Rileva in particolare che la Corte territoriale, nel confermare tutto quanto non esplicitamente riformato della sentenza di primo grado, aveva di fatto confermato anche la statuizione concernente il diritto al ricalcolo delle festività nazionali ed infrasettimanali ed inclusione nella retribuzione base della quota di lavoro straordinario, senza motivare sul punto e senza prendere in alcun modo in esame lo specifico motivo di appello con il quale si censurava il carattere di ultrapetizione di tale pronuncia.

Il motivo non è fondato.

Osserva il Collegio che la Corte territoriale, nella parte motiva della decisione, ha rilevato che il Tribunale aveva “accolto la domanda dell’appellato, relativamente all’inclusione del compenso percepito per le prestazioni straordinarie sulla base di computo dell’indennità di anzianità e del trattamento di fine rapporto, nonchè quella volta alla inclusione di detto compenso nella base di 13^, 14^ mensilità e compenso per ferie”.

Ne consegue che la conferma dell’impugnata sentenza, in relazione a quanto non esplicitamente riformato, non può che riferirsi a tali punti della sentenza.

D’altronde la determinazione del “quantum” alla stregua della sentenza non definitiva, è stata operata – per come si legge nella sentenza definitiva della Corte d’appello – dall’Istituto appellante, ed i relativi conteggi, nella non opposizione dell’appellato, sono stati fatti propri dalla Corte territoriale; circostanza questa che evidenzia una sostanziale carenza di interesse da parte dell’Istituto Poligrafico, odierno ricorrente.

A sua volta parte intimata, con il ricorso incidentale proposto, lamenta violazione e falsa applicazione della L. n. 297 del 1982, nonchè omessa, insufficiente e contraddittoria motivazione circa un punto decisivo della controversia relativo al termine finale del riconoscimento dell’incidenza del compenso per lavoro straordinario sul TFR (art. 360 c.p.c., n. 3 e 5).

In via pregiudiziale eccepisce l’inammissibilità della domanda concernente la limitazione dell’incidenza del compenso per il lavoro straordinario prestato, al 31.10.1992, trattandosi di domanda nuova proposta per la prima volta in grado di appello.

L’eccezione non è fondata ove si osservi che la limitazione in grado di appello della domanda già proposta in primo grado (laddove aveva chiesto l’integrale rigetto della domanda proposta dal lavoratore concernente la inclusione dei compensi percepiti per lavoro straordinario nella base di calcolo dell’indennità di anzianità e del TFR e nella retribuzione mensile da prendere a base per il computo degli istituti aggiuntivi) non può configurarsi assolutamente come domanda nuova.

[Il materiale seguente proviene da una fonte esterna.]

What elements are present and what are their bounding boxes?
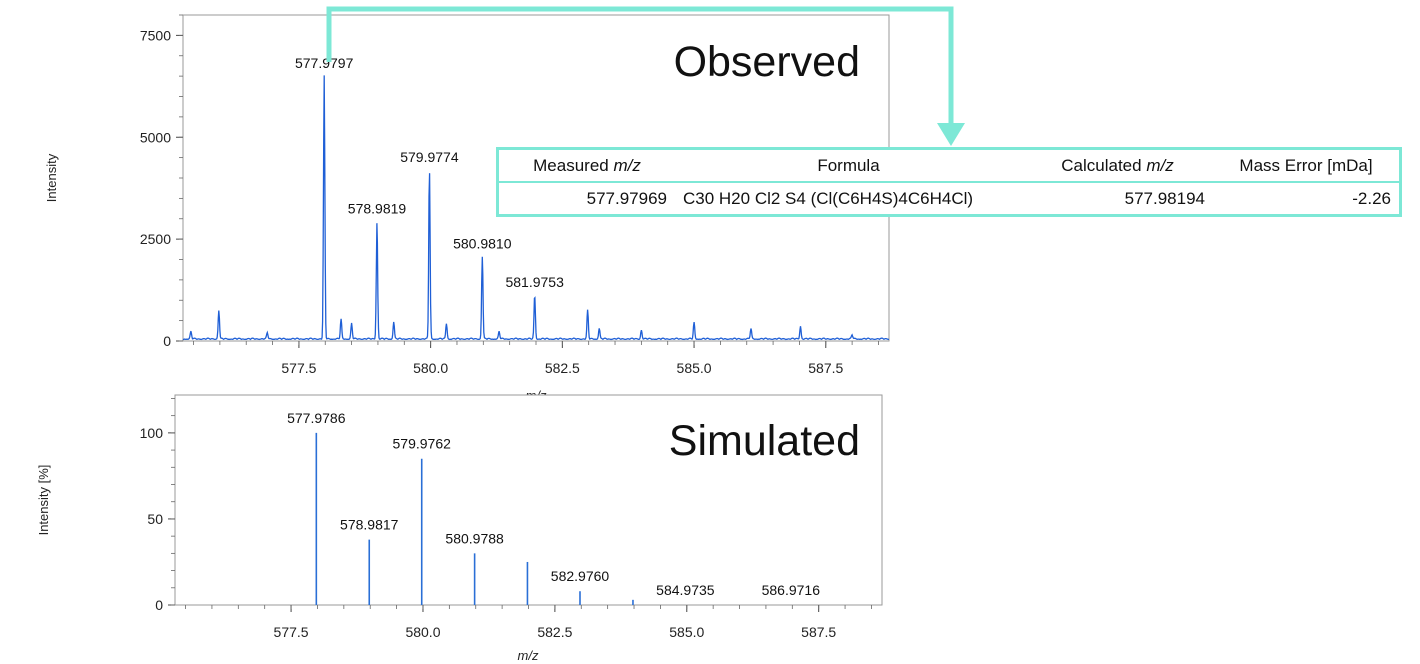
simulated-x-tick-label: 585.0 [669, 624, 704, 640]
observed-x-tick-label: 582.5 [545, 360, 580, 376]
simulated-y-tick-label: 50 [147, 511, 163, 527]
observed-y-tick-label: 2500 [140, 231, 171, 247]
observed-y-ticks: 0 2500 5000 7500 [140, 14, 183, 349]
cell-calculated: 577.98194 [1124, 188, 1205, 208]
simulated-ylabel: Intensity [%] [36, 465, 51, 536]
simulated-x-tick-label: 577.5 [274, 624, 309, 640]
simulated-plot-frame [174, 394, 883, 606]
header-calculated: Calculated m/z [1022, 150, 1213, 183]
simulated-peak-label: 586.9716 [762, 582, 821, 598]
header-formula: Formula [675, 150, 1022, 183]
simulated-peak-label: 578.9817 [340, 517, 399, 533]
observed-title: Observed [674, 38, 860, 86]
simulated-peak-label: 582.9760 [551, 568, 610, 584]
simulated-x-ticks: 577.5 580.0 582.5 585.0 587.5 [185, 605, 872, 640]
simulated-x-tick-label: 587.5 [801, 624, 836, 640]
header-measured: Measured m/z [499, 150, 675, 183]
observed-ylabel: Intensity [44, 153, 59, 202]
simulated-peak-label: 580.9788 [445, 530, 504, 546]
simulated-title: Simulated [669, 417, 860, 465]
simulated-sticks [315, 432, 634, 605]
simulated-peak-label: 584.9735 [656, 582, 715, 598]
header-mass-error: Mass Error [mDa] [1213, 150, 1399, 183]
observed-peak-label: 577.9797 [295, 55, 354, 71]
observed-x-tick-label: 577.5 [281, 360, 316, 376]
simulated-peak-label: 577.9786 [287, 410, 346, 426]
observed-peak-labels: 577.9797 578.9819 579.9774 580.9810 581.9753 [295, 55, 564, 290]
observed-x-ticks: 577.5 580.0 582.5 585.0 587.5 [193, 341, 879, 376]
simulated-chart: 0 50 100 577.5 580.0 582.5 585.0 587.5 577.978… [36, 394, 883, 663]
connector-arrow-head [937, 123, 965, 146]
observed-peak-label: 578.9819 [348, 201, 407, 217]
simulated-y-tick-label: 0 [155, 597, 163, 613]
observed-y-tick-label: 0 [163, 333, 171, 349]
observed-x-tick-label: 587.5 [808, 360, 843, 376]
cell-measured: 577.97969 [586, 188, 667, 208]
simulated-peak-labels: 577.9786 578.9817 579.9762 580.9788 582.9760… [287, 410, 820, 598]
observed-spectrum-line [182, 75, 889, 341]
table-row: 577.97969 C30 H20 Cl2 S4 (Cl(C6H4S)4C6H4… [499, 182, 1399, 214]
observed-peak-label: 580.9810 [453, 235, 512, 251]
simulated-xlabel: m/z [518, 648, 539, 663]
cell-mass-error: -2.26 [1352, 188, 1391, 208]
observed-y-tick-label: 7500 [140, 27, 171, 43]
simulated-x-tick-label: 582.5 [537, 624, 572, 640]
observed-x-tick-label: 585.0 [677, 360, 712, 376]
observed-peak-label: 581.9753 [505, 274, 564, 290]
simulated-y-ticks: 0 50 100 [140, 398, 175, 613]
simulated-y-tick-label: 100 [140, 425, 164, 441]
observed-x-tick-label: 580.0 [413, 360, 448, 376]
connector-arrow [326, 6, 954, 126]
table-header-row: Measured m/z Formula Calculated m/z Mass… [499, 150, 1399, 183]
observed-peak-label: 579.9774 [400, 149, 459, 165]
simulated-peak-label: 579.9762 [393, 436, 452, 452]
formula-result-table: Measured m/z Formula Calculated m/z Mass… [496, 147, 1402, 217]
cell-formula: C30 H20 Cl2 S4 (Cl(C6H4S)4C6H4Cl) [683, 188, 974, 208]
simulated-x-tick-label: 580.0 [405, 624, 440, 640]
observed-y-tick-label: 5000 [140, 129, 171, 145]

Il ricorrente incidentale rileva altresì che erroneamente la Corte territoriale aveva ritenuto che l’incidenza del compenso per lavoro straordinario nel TFR andasse limitata al 31.10.1992. Ed invero sia i contratto collettivi precedenti che quelli successivi al rinnovo del 1992 avevano recepito integralmente le disposizioni legislative in ordine alla disciplina del TFR. In particolare rileva il ricorrente che l’art. 34 del predetto contratto collettivo aveva statuito che ai fini del calcolo del TFR dovesse tenersi conto di quanto annualmente “dovuto”, al contrario di quanto sostenuto dall’Istituto datoriale che intendeva far riferimento a quanto “percepito”, ai sensi dell’art. 21 del citato contratto; ed invero le due norme suddette erano del tutto autonome luna dall’altra, ed il contratto collettivo del 1992, nel regolare il trattamento di fine rapporto, non aveva assolutamente inteso fare alcun riferimento alla nuova definizione della Nomenclatura di cui all’art. 21, che definisce la retribuzione mensile percepita.

Il ricorso è improcedibile, alla stregua delle argomentazioni svolte in relazione al primo motivo del ricorso principale proposto dall’Istituto Poligrafico, alle quali si fa espresso ed integrale rinvio, a causa del mancato deposito dei CCNL in forma integrale.

In conclusione, va rigettato il ricorso principale, mentre va dichiarato improcedibile il ricorso incidentale.

La reciproca soccombenza consiglia la compensazione delle spese.

PQM

La Corte riunisce i ricorsi; rigetta il ricorso principale; dichiara improcedibile il ricorso incidentale; compensa tra le parti le spese del presente giudizio di legittimità.

Così deciso in Roma, il 22 dicembre 2009.